Auch Frauen* werden aus Burschenschaften explizit ausgeschlossen, bei Veranstaltungen werden sie primär zum Verpflegen geduldet oder als "Aufputz", als "Begleitung von..." gesehen. Auch wenn die Ausschlüsse oft nicht so deutlich sind, ist der Männerbund als Organisationsform nicht Burschenschaften vorbehalten - frauenfreie und frauenfeindliche Strukturen finden sich in fast allen Gesellschaftsspektren – vom Stammtisch bis zu den Vorstands-Etagen. Durch sie entstehen Seilschaften, die Männern* zu gesellschaftlich relevanten Positionen verhelfen, während Frauen* von diesen strukturell ausgeschlossen werden. Auch das von Burschenschaften vertretene Rollenbild der Frau mit Kind und am Herd wird von vielen geteilt.
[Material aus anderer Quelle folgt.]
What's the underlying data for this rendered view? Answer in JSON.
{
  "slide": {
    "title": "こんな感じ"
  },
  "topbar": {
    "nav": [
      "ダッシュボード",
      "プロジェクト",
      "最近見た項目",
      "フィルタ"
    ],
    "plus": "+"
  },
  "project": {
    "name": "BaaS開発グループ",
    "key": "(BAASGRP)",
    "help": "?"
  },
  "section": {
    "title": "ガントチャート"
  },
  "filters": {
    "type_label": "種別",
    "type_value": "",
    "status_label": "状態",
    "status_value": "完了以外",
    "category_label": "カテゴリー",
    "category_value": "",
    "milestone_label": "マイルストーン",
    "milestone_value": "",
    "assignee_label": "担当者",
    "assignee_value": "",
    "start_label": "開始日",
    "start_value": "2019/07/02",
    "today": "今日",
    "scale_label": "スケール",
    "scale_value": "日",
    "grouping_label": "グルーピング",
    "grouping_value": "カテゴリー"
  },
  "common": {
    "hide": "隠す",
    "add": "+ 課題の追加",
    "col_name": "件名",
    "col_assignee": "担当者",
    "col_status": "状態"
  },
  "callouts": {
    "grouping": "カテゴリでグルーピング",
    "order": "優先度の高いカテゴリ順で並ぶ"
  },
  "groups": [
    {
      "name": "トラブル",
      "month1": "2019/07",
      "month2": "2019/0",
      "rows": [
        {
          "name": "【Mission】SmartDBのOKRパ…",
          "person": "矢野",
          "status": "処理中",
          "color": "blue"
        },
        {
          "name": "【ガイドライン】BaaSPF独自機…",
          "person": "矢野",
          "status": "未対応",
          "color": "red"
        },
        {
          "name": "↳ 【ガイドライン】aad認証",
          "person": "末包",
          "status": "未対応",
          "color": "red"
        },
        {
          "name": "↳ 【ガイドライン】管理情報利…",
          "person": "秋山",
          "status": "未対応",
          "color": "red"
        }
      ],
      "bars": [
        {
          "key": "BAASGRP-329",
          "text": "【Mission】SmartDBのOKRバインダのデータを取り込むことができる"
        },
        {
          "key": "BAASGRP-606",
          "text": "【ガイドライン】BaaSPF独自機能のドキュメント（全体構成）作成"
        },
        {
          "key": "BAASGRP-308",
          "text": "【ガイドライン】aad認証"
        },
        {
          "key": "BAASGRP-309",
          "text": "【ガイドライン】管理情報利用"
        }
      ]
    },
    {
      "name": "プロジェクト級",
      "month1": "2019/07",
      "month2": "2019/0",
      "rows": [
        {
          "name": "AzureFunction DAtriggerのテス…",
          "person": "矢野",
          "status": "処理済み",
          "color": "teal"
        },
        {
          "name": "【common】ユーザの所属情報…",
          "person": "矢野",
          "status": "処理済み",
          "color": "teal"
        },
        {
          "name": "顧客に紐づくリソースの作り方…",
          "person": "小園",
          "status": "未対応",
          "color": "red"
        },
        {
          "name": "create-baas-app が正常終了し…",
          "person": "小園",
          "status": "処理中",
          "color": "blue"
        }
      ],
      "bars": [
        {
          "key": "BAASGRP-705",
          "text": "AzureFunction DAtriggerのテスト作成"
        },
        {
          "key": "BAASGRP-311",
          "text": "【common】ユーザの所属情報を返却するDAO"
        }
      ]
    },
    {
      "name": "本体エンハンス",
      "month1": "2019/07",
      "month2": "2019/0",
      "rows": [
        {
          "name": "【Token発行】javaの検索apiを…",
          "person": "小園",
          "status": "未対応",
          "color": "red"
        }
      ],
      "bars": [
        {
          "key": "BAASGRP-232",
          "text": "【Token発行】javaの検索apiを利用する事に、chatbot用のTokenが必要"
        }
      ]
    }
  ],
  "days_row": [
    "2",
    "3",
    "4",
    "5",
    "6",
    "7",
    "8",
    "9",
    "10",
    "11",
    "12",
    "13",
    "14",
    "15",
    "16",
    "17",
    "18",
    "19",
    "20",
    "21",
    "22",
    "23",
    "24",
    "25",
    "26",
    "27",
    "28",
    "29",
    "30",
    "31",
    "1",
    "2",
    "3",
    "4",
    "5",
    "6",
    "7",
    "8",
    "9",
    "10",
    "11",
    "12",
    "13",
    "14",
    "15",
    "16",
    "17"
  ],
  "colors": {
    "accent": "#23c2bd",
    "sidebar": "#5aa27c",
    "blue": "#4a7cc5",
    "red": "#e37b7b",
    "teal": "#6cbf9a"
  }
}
Einerseits wird der Rassismus der Korporierten deutlich anhand einer innerburschenschaftlichen Debatte. In der burschenschaftlichen Organisation “Deutsche Burschenschaft” setzte sich im Herbst 2012 jene Fraktion durch, die Burschenschafter nicht dulden, deren Aussehen “auf eine nicht deutsche Abstammung” hindeuten würde. Andererseit darf diese Deutlichkeit aber nicht davon ablenken, wie weit Rassismen in unserer Gesellschaft verbreitet sind: Von Sarrazin, der mit einem rassistischen Buch einen Verkaufsschlager landete, über antimuslimischen Rassismus, der das "christliche Abendland" vom Untergang bedroht sieht, bis hin zu den zahlreichen rassistischen Gesetzesverschärfungen die auch von der SPÖ beschlossen werden, den antiziganistischen Bettelverboten oder der rassistischen "Hausordnung" des Rot-Grünen Wiens: Das alles ist Ausdruck eines rassistischen Mainstreams - und die rechtsextremen Burschenschaften nur dessen Zuspitzung.
Männerbünde angreifen!
Rassistischen Konsens brechen!
Den Akademikerball unmöglich machen!
Für eine befreite Gesellschaft und Anarchie!